Plutonium is produced as a by-product in U.S. nuclear power reactors. The used (or "spent") fuel stored at these reactors contains hundreds of tons of plutonium, but it cannot currently be stolen by terrorists because it is bound up in large, heavy, and highly radioactive assemblies of fuel rods that could deliver a lethal dose of radiation to someone standing a few feet away in less than an hour. Yet the Department of Energy (DOE) is planning a radical shift in how the United States handles this spent fuel-a plan that would actually make plutonium easier to steal.

Instead of disposing of highly radioactive spent fuel deep underground, where it would remain isolated from the environment for tens of thousands of years, DOE officials want to 'reprocess' it, using a series of chemical processes to extract plutonium that could then be used to make new reactor fuel. Because plutonium is not highly radioactive it can be handled without serious harm, making it an attractive target for terrorists.

A U.S. reprocessing program would add to the worldwide stockpile of separated and vulnerable plutonium that sits in storage today, which totaled roughly 240 metric tons as of the end of 2003-enough for some 40,000 nuclear weapons. Reprocessing the U.S. spent fuel generated to date would increase this by more than 500 metric tons.

Terrorists, Iran, North Korea - the current bogeymen, and all inextricably entwined with the nuclear power industry. Fortunately (?) on cost grounds alone, reprocessing is not really an option.

Reprocessing and the use of plutonium as reactor fuel is also far more expensive than using uranium fuel and disposing of the spent fuel directly - even if the fuel is only reprocessed once. In the United States, some 55,000 tons of nuclear waste have already been produced, and existing reactors add some 2,000 tons of spent fuel annually.
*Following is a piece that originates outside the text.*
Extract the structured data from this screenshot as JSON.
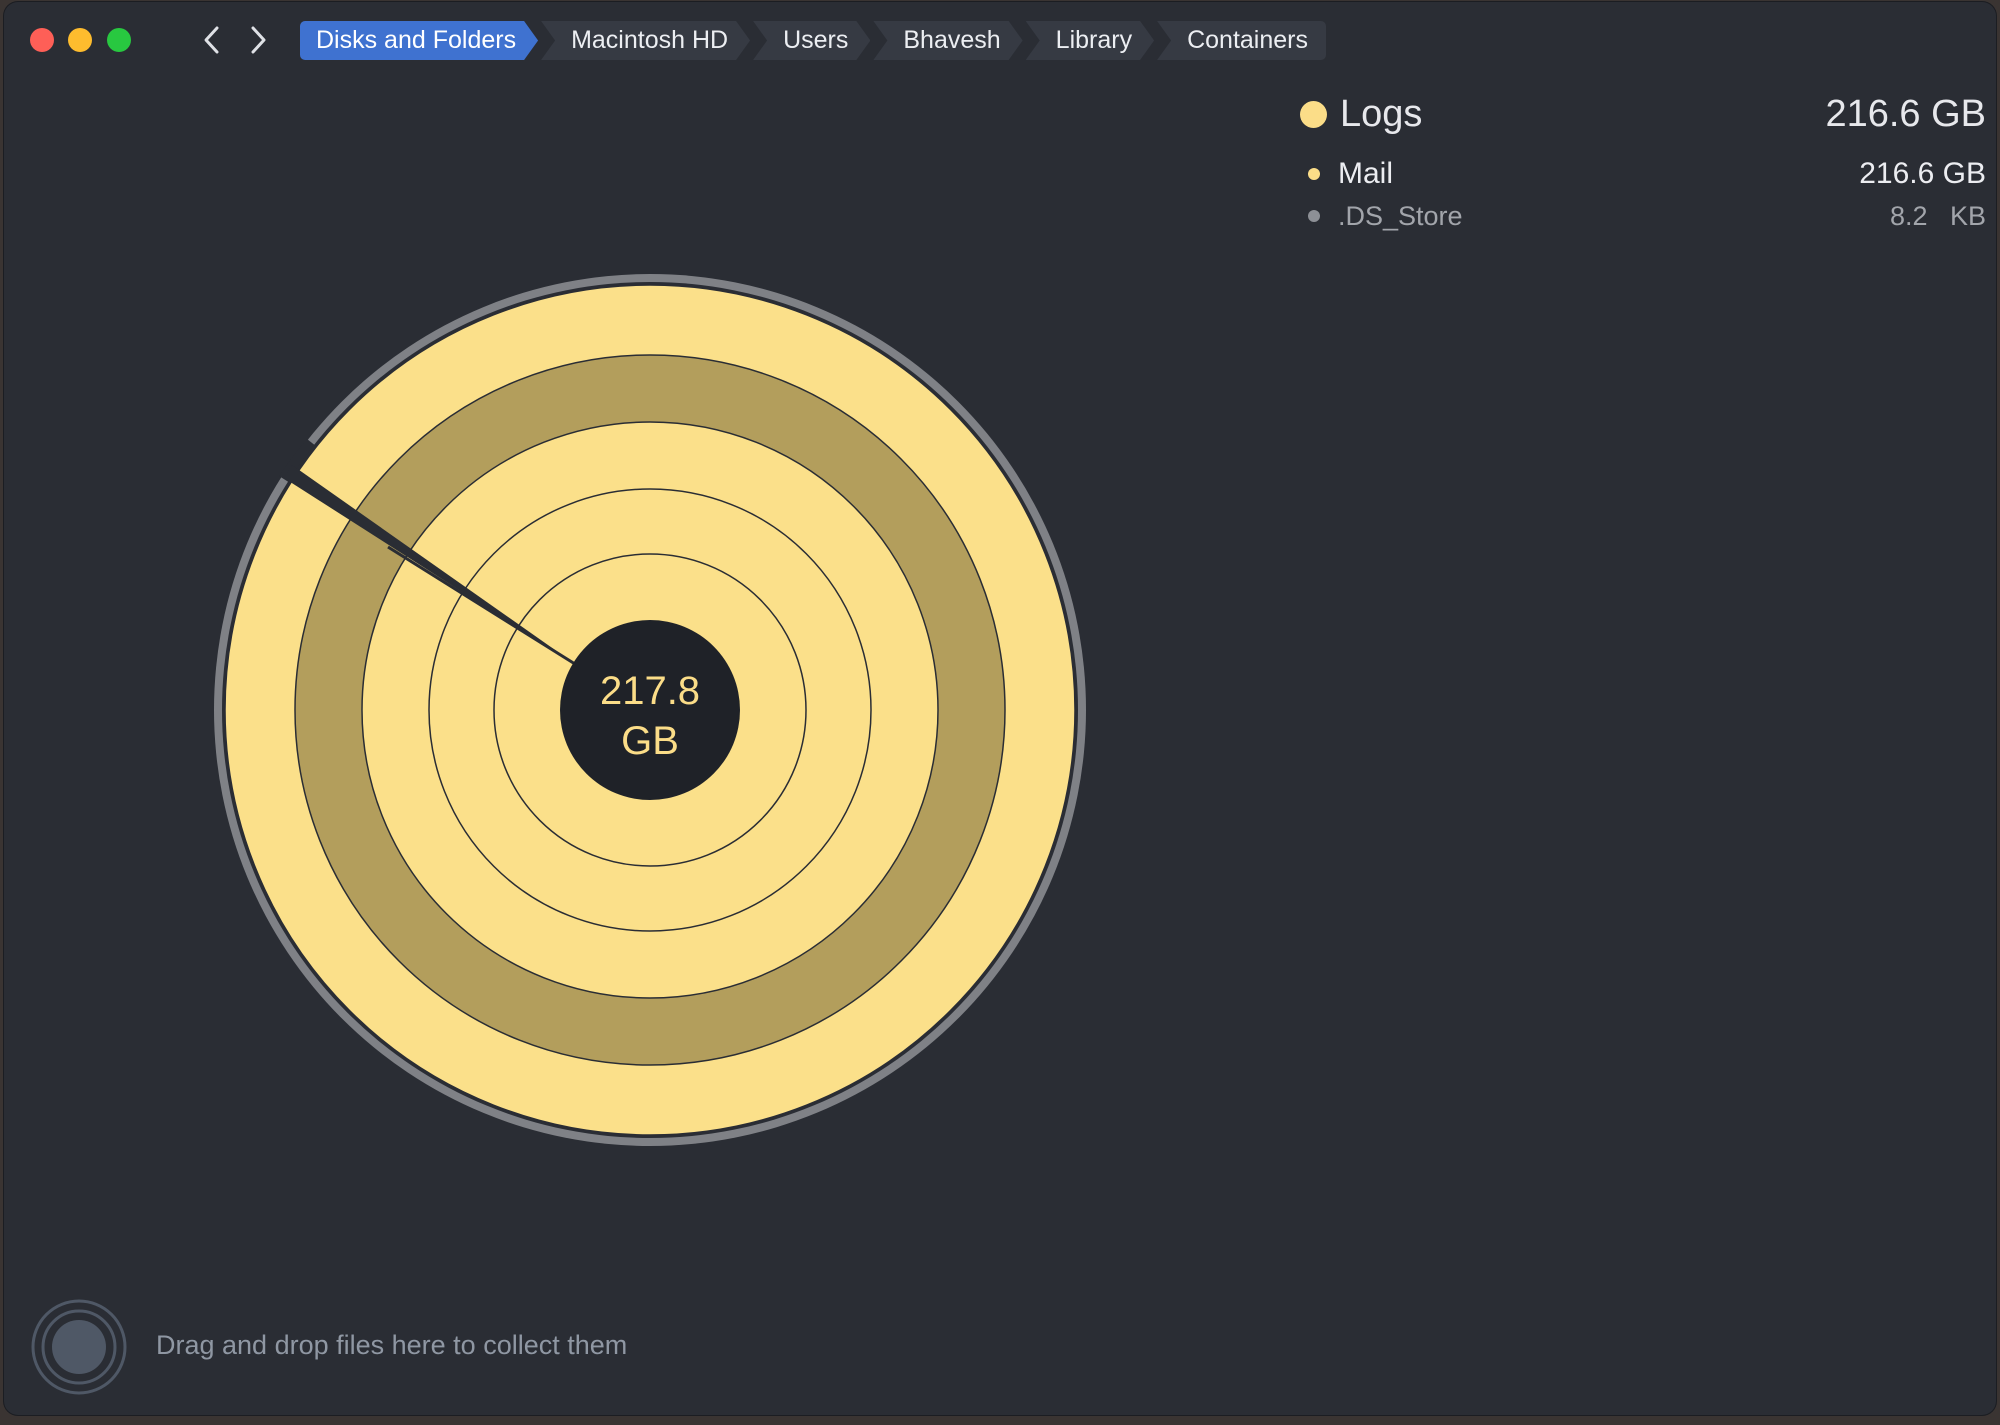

Based on the experience of other countries, a commercial scale reprocessing facility with an annual throughput of about 1,000 tons of spent fuel would cost anywhere from $5 billion to $20 billion to build. A facility with twice that capacity would be needed to process the new spent fuel produced; taking into account economies of scale, it would cost from $7.5 to $30 billion, excluding operating costs. A second facility would be needed to also reprocess the existing spent fuel over a period of some 30 years.


So the only option available for the industry is to find a way to store the spent fuels in an environmentally secure (i.e. non-seismic) facility which will also prove inaccessible to malevolent forces (terrorists et al) for as much as 100,000 years, the estimated time for spent fuel to decay to so-called 'safe' levels.

No country, let me emphasise that, NO country has yet worked out how to store the waste generated by the industry, some of which has a half-life (the time taken to reach a 'safe for humans' level of radioactivity) of over 100,000 years. We're not talking about planting grass on a few slag heaps, or turning an open cast mine into a vast recreational reservoir.

We're talking about creating no-go zones for eternity and not just for two hundred or so, the life span of a coal mine.

Even the energy requirements of so-called sustainable development are pretty huge with a population of six billion on the planet and unless you suggest mass culling of Indians and Chinese (eh? And Indonesians?) you need to look at the best risk balanced energy source and once more we see nuclear power.

I mention energy sources that are infinite and won't cost us the Earth. There's tidal, hydro, solar, wind, and, especially here in Indonesia, geo-thermal. There are also ways to be energy efficient and education is the key.

But there's one other question which few ask: Do we need all this energy and if 'yes', why?